We are given two vectors: \[ \vec{A} = 2\hat{i} - \hat{j} + \hat{k}, \quad \vec{B} = 3\hat{i} + 4\hat{j} \]
Step 1: Find the cross product of \( \vec{A} \) and \( \vec{B} \)
The cross product of two vectors \( \vec{A} \) and \( \vec{B} \) gives a vector perpendicular to both: \[ \vec{A} \times \vec{B} = \begin{vmatrix} \hat{i} & \hat{j} & \hat{k} \\ 2 & -1 & 1 \\ 3 & 4 & 0 \end{vmatrix} \] Using the determinant method, we compute the cross product: \[ \vec{A} \times \vec{B} = \hat{i} \left( \begin{vmatrix} -1 & 1 \\ 4 & 0 \end{vmatrix} \right) - \hat{j} \left( \begin{vmatrix} 2 & 1 \\ 3 & 0 \end{vmatrix} \right) + \hat{k} \left( \begin{vmatrix} 2 & -1 \\ 3 & 4 \end{vmatrix} \right) \] \[ \vec{A} \times \vec{B} = \hat{i} (-4 - 4) - \hat{j} (0 - 3) + \hat{k} (8 + 3) \] \[ \vec{A} \times \vec{B} = -8\hat{i} + 3\hat{j} + 11\hat{k} \] 

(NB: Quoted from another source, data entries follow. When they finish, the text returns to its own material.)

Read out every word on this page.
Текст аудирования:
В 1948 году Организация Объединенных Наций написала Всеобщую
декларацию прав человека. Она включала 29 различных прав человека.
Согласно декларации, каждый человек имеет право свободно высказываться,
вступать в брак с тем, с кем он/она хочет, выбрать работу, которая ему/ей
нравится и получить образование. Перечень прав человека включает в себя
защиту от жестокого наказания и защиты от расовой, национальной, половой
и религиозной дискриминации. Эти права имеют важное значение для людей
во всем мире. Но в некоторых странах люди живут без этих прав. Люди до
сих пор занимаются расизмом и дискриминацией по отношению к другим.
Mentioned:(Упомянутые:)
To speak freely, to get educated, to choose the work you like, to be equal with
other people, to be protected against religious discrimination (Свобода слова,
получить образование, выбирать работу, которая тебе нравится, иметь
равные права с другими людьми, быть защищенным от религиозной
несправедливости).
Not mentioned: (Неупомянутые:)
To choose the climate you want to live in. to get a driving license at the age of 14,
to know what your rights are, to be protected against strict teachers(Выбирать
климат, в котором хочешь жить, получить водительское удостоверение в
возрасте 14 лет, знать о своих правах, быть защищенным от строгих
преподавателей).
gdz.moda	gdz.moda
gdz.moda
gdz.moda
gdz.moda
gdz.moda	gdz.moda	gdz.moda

Step 2: Find the unit vector
To get the unit vector, we divide the cross product by its magnitude: \[ |\vec{A} \times \vec{B}| = \sqrt{(-8)^2 + 3^2 + 11^2} = \sqrt{64 + 9 + 121} = \sqrt{146} \] Thus, the unit vector is: \[ \hat{n} = \frac{1}{\sqrt{146}} (-8\hat{i} + 3\hat{j} + 11\hat{k}) \] This corresponds to option (b). 
Step 3: Conclusion
The correct unit vector perpendicular to both vectors is \( \frac{1}{\sqrt{146}} (-4\hat{i} + 3\hat{j} + 11\hat{k}) \).